If I’m not clear, let me elaborate. Let’s say you set your time 15 minutes ahead. After scrolling to the desired time, you click to save that time, so you figure it’s set, right? Then, your doorbell rings, or you are called to another part of the house. When you return, you save all the Date/Time settings as a whole and return to the Home Screen. Warning: while you were away, your time setting stayed right where you left it. The internal BlackBerry clock did not run for the 20 minutes you were away. Your time is now set 5 minutes behind reality rather than 15 minutes ahead of reality. You’re going to be late.
So, my finding is that even if you change the time setting, you need to save all the date/time settings and leave that Date/Time options screen immediately.
Date/Time Source Issues
This is where I am confused and disappointed. I cannot find any evidence that a BlackBerry will automatically synchronize using either the Network or BlackBerry setting. By “automatically synchronize,” I mean “correct the phone’s internal time against the chosen time source without human intervention, on a reasonably frequent basis.” It just doesn’t seem to happen. At all!

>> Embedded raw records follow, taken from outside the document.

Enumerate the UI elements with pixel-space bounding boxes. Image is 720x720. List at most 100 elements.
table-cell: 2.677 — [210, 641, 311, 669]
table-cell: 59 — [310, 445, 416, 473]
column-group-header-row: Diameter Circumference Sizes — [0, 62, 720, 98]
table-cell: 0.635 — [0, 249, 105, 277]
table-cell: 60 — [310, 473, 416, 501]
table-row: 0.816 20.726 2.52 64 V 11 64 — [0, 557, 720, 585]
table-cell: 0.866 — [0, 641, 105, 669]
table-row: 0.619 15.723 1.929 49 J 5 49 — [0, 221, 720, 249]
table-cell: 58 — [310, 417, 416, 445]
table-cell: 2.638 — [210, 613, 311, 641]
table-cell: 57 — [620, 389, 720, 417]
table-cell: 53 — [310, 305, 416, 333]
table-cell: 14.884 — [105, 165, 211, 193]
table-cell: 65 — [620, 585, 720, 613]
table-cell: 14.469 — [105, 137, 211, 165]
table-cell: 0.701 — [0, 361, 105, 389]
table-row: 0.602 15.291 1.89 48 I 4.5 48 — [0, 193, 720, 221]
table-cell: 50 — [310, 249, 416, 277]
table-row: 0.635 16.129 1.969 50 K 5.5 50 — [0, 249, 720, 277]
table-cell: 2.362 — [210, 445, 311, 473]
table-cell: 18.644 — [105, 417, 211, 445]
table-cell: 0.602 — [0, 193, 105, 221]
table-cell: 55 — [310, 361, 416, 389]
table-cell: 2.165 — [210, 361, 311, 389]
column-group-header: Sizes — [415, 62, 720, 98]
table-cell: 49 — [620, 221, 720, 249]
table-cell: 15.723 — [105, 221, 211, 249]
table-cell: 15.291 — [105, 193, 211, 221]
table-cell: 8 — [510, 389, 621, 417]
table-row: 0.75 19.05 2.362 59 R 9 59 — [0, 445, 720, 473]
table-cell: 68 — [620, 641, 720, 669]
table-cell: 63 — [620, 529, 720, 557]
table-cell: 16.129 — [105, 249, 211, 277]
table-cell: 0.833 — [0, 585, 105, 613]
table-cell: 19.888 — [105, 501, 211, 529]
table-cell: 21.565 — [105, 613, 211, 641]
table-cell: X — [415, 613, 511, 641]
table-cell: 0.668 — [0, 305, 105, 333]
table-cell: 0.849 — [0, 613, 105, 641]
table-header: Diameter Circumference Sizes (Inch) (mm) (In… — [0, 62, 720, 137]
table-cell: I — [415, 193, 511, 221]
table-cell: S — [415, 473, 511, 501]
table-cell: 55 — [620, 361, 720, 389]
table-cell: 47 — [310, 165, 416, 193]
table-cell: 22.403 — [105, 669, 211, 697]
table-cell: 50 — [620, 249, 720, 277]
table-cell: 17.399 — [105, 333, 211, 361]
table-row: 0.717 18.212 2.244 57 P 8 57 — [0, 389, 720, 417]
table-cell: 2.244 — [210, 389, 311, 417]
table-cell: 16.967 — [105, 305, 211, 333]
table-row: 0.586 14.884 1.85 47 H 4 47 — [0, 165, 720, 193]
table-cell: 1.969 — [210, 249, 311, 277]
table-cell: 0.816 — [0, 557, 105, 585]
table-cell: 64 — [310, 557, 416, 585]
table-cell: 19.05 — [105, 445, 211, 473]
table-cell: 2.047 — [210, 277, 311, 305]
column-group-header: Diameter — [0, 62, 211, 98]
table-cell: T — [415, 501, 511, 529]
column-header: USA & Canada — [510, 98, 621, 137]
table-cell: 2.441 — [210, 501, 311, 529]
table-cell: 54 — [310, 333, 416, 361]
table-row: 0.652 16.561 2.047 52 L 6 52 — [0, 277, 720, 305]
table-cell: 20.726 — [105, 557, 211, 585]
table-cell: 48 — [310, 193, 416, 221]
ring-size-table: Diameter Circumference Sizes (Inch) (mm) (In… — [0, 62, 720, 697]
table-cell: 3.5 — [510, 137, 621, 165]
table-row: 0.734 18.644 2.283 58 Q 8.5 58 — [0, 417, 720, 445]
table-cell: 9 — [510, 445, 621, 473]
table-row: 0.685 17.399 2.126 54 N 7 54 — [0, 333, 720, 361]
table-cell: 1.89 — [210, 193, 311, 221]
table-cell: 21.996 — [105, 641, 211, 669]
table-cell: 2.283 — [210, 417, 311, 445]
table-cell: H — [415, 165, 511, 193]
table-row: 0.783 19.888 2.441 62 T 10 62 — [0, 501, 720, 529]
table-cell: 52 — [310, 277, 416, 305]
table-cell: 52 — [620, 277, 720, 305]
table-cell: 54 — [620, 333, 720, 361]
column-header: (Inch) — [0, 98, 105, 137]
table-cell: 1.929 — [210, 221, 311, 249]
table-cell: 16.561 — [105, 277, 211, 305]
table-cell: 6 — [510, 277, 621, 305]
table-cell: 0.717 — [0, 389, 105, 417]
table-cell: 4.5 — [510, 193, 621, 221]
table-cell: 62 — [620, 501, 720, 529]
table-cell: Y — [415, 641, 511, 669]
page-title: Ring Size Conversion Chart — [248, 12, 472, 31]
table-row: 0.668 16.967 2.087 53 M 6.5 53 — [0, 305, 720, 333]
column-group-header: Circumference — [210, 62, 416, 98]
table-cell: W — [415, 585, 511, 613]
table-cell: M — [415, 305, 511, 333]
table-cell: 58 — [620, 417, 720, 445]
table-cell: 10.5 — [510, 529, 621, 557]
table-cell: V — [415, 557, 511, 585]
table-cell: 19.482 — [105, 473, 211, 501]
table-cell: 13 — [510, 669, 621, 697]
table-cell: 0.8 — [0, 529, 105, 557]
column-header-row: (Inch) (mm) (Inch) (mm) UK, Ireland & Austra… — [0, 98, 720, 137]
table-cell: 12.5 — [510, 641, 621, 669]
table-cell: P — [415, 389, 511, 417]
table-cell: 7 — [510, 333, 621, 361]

My finding is that the internal clock of the BlackBerry is synchronized (once, and only once) against the selected time source under two conditions:
- On the Date/Time options screen, you do (press Menu key) > Update Time. You will see your BlackBerry time update immediately.
- You change your setting for Date/Time Source, save your settings (all), and leave that options screen. You will see your BlackBerry time updated if you return to the Date/Time options screen.
I think most reasonable people would expect the phone to synchronize against the selected time source either periodically (say, every hour), or any time you connected to the network to place or answer a call. I specifically tested and found that the time is not synchronized under any of these conditions (with Date/Time Source set to Network or BlackBerry):
- Wait a while (minutes, hours, days): never synchronizes.
- Place/answer a phone call: doesn’t synchronize.
- Cycle power on the phone: doesn’t synchronize.
- Do a battery pull: doesn’t synchronize.
I have no information on whether the typical wireless provider’s network time or the BlackBerry network time is more accurate. I’d hope they are all based on NIST ITS.
When setting a calendar event for that you will attend in a different time zone, be sure to set the time of that event using its home time zone, not your home time zone. That way, whether you update your phone’s time zone or leave it unchanged, when you are at the remote event in a different time zone, your calendar screen and calendar reminder will function as you would want them to. The event will match the time zone where it is held.
- Don’t trust the synchronization of your phone’s time. Occasionally check it and update if necessary. I can’t tell you how often is often enough. It probably depends on the accuracy of the crystal-driven electronic clock of your BlackBerry’s processor.
- If you ever manually edit your phone’s time, save all the date/time settings quickly and return to the Home Screen! Don’t linger on the Date/Time options screen and allow that time setting to become wrong.
- When traveling, if you want your phone to reflect the current time zone, you need to change that manually. Remember to change it back when you return to your home time zone. It simply will not change automatically, ever.
- When entering a calendar event for another time zone, remember to schedule the event for the time zone of the event, not your home time zone.